In the decade that followed, that focus began to link arms with sensuality, lyricism and harmonic depth. The Shadow of This Lip (1990) for violin and piano adumbrates a new sensitivity to melody while Zenevera sesio (1992) carves out a hovering, looping sound-space inspired by a psychedelic poem from the pen of Michael Strunge. The cello concerto Sweet Kindness (1996) fulfills the promise of its literal title; later renamed Light Imprisoned, it consists of an arching structure pinned into place by two cadenzas, with the solo cello playing a searching elegy in between.
Light Imprisoned is archetype Nordentoft in its combination of aesthetic ambition and formal pragmatism. It is fundamentally stable, establishing an atmosphere and then examining it like a prism in rotation. It features a classically Nordic exploration of light (often by means of harmonics), while its rigid structure is echoed in the through-line of HillShapes-WindStillness (2000) and the organization of Pointed Out (2006), in which an existing kit-of-parts is re-assembled over time. The same sort of poetic logic, linked to the unfolding patterns propagated by the Aarhus School, exists in the piano trio Doruntine (1994) where the structural DNA is unraveled with notable beauty. In Hymne (1996), block chords are deconstructed as notes are removed one by one.
Many of Nordentoft’s works give the impression of an eclectic range of styles coexisting; pop, jazz, modernism and classical romanticism poke out of music that remains wholly integrated and unmistakably impulsive. In writing for smaller and smaller ensembles throughout the 1990s, the composer was more able to explore the internal contrasts that appear to drive so many of his works. The focus of his ensemble pieces is exemplified in Stream
(2017), an organic, tight and rhetoric-free conversation for chamber ensemble whose velocity is determined by its own undercurrents of unease.
Some scores take a particular approach to the idea of combining unlikely partners that maintain their independence. Dance of Separation (1998) is a vigorous workout for string sextet in which two elements bound by tension are prized apart. In City of Threads (1994), individuals face up to the threatening grandeur of the city while recurring, repeating notes convey the endless cycle of urban life. The idea was taken forward in the more recent work City Trance (2019), a frenetic and taut score for solo piano that look at various urban landscapes with a marked sense of perspective, as if viewing them from the windows of a skyscraper.
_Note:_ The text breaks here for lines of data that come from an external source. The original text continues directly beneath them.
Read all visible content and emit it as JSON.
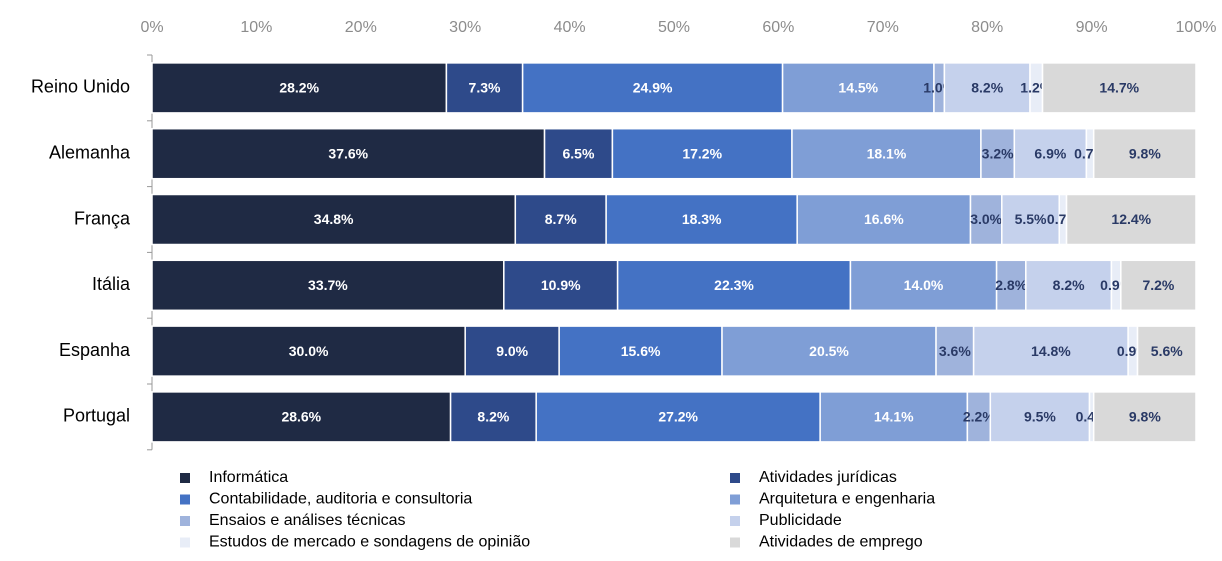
{
  "chart_data": {
    "type": "stacked_bar_horizontal",
    "categories": [
      "Reino Unido",
      "Alemanha",
      "França",
      "Itália",
      "Espanha",
      "Portugal"
    ],
    "series": [
      {
        "name": "Informática",
        "color": "#1f2a44",
        "values": [
          28.2,
          37.6,
          34.8,
          33.7,
          30.0,
          28.6
        ],
        "value_labels": [
          "28.2%",
          "37.6%",
          "34.8%",
          "33.7%",
          "30.0%",
          "28.6%"
        ]
      },
      {
        "name": "Atividades jurídicas",
        "color": "#2e4a8a",
        "values": [
          7.3,
          6.5,
          8.7,
          10.9,
          9.0,
          8.2
        ],
        "value_labels": [
          "7.3%",
          "6.5%",
          "8.7%",
          "10.9%",
          "9.0%",
          "8.2%"
        ]
      },
      {
        "name": "Contabilidade, auditoria e consultoria",
        "color": "#4472c4",
        "values": [
          24.9,
          17.2,
          18.3,
          22.3,
          15.6,
          27.2
        ],
        "value_labels": [
          "24.9%",
          "17.2%",
          "18.3%",
          "22.3%",
          "15.6%",
          "27.2%"
        ]
      },
      {
        "name": "Arquitetura e engenharia",
        "color": "#7f9ed6",
        "values": [
          14.5,
          18.1,
          16.6,
          14.0,
          20.5,
          14.1
        ],
        "value_labels": [
          "14.5%",
          "18.1%",
          "16.6%",
          "14.0%",
          "20.5%",
          "14.1%"
        ]
      },
      {
        "name": "Ensaios e análises técnicas",
        "color": "#9fb3dc",
        "values": [
          1.0,
          3.2,
          3.0,
          2.8,
          3.6,
          2.2
        ],
        "value_labels": [
          "1.0%",
          "3.2%",
          "3.0%",
          "2.8%",
          "3.6%",
          "2.2%"
        ]
      },
      {
        "name": "Publicidade",
        "color": "#c5d1ec",
        "values": [
          8.2,
          6.9,
          5.5,
          8.2,
          14.8,
          9.5
        ],
        "value_labels": [
          "8.2%",
          "6.9%",
          "5.5%",
          "8.2%",
          "14.8%",
          "9.5%"
        ]
      },
      {
        "name": "Estudos de mercado e sondagens de opinião",
        "color": "#e8edf7",
        "values": [
          1.2,
          0.7,
          0.7,
          0.9,
          0.9,
          0.4
        ],
        "value_labels": [
          "1.2%",
          "0.7%",
          "0.7%",
          "0.9%",
          "0.9%",
          "0.4%"
        ]
      },
      {
        "name": "Atividades de emprego",
        "color": "#d9d9d9",
        "values": [
          14.7,
          9.8,
          12.4,
          7.2,
          5.6,
          9.8
        ],
        "value_labels": [
          "14.7%",
          "9.8%",
          "12.4%",
          "7.2%",
          "5.6%",
          "9.8%"
        ]
      }
    ],
    "xlim": [
      0,
      100
    ],
    "xticks": [
      {
        "value": 0,
        "label": "0%"
      },
      {
        "value": 10,
        "label": "10%"
      },
      {
        "value": 20,
        "label": "20%"
      },
      {
        "value": 30,
        "label": "30%"
      },
      {
        "value": 40,
        "label": "40%"
      },
      {
        "value": 50,
        "label": "50%"
      },
      {
        "value": 60,
        "label": "60%"
      },
      {
        "value": 70,
        "label": "70%"
      },
      {
        "value": 80,
        "label": "80%"
      },
      {
        "value": 90,
        "label": "90%"
      },
      {
        "value": 100,
        "label": "100%"
      }
    ],
    "grid": false,
    "legend": "bottom"
  }
}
With an acute sense of passing time and of the individual’s plight in the world, City of Threads foreshadowed On This Planet (2002), a series of wildly expressive and free-spirited songs that present a picture of one man’s journey through life and the fleeting spaciousness of existence. Work on this score threw up two additional, emotionally brittle songs for male voice and ensemble, Days I Have Held (2019). Both have been followed by song cycles that leave a similar same residue, most recently Noch bist du da (2019).
Anders Nordentoft has written over 60 published works for ensembles of all sizes and configurations. He has taught composition at the Royal Danish Academy of Music and is a former winner of the Carl Nielsen Prize (1997) and the Edition Wilhelm Hansen award (2002).